RE: A crazy thought: Could causality not be real?
May 13, 2014 at 5:12 pm
(This post was last modified: May 13, 2014 at 5:20 pm by Hegel.)
(May 13, 2014 at 4:44 am)Freedom of thought Wrote: Am I onto something, or am I just crazy?
To me it simply makes no sense to say that causality is not real. Why? There are a couple of reasons. First, even if one accepts you argument, causality IS real within the frames of reference. ToR is a form of traditional realism, at least when it is generalized into a model of space time structure. And you forget that there ARE objective points of reference (inertial co-ordinates), and is it not the case that fundamentally singularity (Big Bang) is such point of reference? (I am not certain about this) In any case, time has an arrow, it is not reversible, as TD shows; but ToR is reversible... It is not the full view (there's also QM).
In any case, even if you think (like Kant) that causality, space and time are in fact a forms of "transcendental subject", still this form must be real, for you are real.
In any case ToR does not, as far I understand, imply in any sense that causality is not real, but one can make the claim that "time is not real", it is an "Illusion" or whatever. Or at least some make such claims.

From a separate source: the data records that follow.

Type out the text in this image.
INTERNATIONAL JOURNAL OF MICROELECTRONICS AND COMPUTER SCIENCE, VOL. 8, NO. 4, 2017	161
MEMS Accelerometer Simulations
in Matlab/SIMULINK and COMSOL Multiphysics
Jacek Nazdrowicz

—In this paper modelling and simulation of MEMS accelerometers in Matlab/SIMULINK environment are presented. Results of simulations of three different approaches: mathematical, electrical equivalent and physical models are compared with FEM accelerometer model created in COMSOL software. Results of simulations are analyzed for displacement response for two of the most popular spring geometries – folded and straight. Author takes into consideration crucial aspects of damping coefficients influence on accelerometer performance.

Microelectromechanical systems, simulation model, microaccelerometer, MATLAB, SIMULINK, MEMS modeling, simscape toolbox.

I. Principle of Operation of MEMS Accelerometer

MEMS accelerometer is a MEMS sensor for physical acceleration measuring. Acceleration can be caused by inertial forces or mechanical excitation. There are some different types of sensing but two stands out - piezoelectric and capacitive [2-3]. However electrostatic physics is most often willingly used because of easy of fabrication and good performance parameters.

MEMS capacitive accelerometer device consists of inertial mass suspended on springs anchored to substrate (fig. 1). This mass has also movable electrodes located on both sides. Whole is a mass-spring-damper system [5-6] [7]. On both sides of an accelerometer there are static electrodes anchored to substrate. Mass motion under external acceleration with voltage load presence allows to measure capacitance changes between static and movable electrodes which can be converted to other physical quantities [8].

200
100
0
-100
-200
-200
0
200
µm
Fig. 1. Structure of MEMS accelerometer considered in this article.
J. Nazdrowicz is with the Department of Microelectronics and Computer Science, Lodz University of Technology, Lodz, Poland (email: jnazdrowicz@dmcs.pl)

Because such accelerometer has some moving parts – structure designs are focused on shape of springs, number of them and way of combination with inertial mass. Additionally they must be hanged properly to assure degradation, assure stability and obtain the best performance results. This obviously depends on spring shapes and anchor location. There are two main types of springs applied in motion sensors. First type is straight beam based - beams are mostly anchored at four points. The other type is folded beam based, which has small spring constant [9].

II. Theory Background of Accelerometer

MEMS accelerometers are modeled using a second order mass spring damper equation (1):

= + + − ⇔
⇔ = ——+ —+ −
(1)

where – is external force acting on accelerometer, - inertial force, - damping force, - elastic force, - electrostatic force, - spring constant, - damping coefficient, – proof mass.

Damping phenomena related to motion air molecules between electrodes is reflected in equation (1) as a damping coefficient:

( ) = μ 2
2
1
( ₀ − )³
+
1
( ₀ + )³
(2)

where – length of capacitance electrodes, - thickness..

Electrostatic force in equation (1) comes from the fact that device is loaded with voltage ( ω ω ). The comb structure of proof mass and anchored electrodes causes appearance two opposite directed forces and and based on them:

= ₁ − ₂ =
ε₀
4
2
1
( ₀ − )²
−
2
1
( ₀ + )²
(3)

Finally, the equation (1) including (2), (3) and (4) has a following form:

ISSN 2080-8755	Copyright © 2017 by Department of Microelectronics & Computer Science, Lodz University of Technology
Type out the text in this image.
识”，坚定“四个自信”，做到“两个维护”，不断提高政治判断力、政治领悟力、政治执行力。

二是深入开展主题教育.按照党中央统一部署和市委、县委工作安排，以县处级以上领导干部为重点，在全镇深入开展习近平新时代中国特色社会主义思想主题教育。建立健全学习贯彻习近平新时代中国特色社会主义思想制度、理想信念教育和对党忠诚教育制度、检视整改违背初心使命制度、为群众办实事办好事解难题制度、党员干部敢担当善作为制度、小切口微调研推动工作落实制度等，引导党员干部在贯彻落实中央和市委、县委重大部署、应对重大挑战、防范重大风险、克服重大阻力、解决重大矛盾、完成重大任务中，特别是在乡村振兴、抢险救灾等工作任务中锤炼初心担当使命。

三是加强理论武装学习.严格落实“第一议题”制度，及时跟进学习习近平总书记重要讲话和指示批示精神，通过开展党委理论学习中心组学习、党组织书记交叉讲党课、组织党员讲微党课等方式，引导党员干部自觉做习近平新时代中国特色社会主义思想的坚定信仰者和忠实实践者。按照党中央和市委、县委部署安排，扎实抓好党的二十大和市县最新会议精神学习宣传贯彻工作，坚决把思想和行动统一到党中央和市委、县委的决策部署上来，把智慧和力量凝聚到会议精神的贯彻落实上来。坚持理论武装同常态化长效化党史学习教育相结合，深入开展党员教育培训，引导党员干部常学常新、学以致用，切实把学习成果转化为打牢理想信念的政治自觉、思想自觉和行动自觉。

So what's the point? Don't take the map (model of physics, which, if ToR is considered alone, seems to imply a kind of non-temporal picture of reality, in which time and space are totally inter-changeable) for reality. In some sense causality must be real, because it makes no sense to say it is an "illusion". I am a realist, but just as reasonable as it is to make these obscure claims that are at odds with all everyday common sense sense of reality, it would be to say reality is what we experience and those nice models of physicists are but instrumental models to predict how things go in this reality. The truth is, I guess, between these extremes.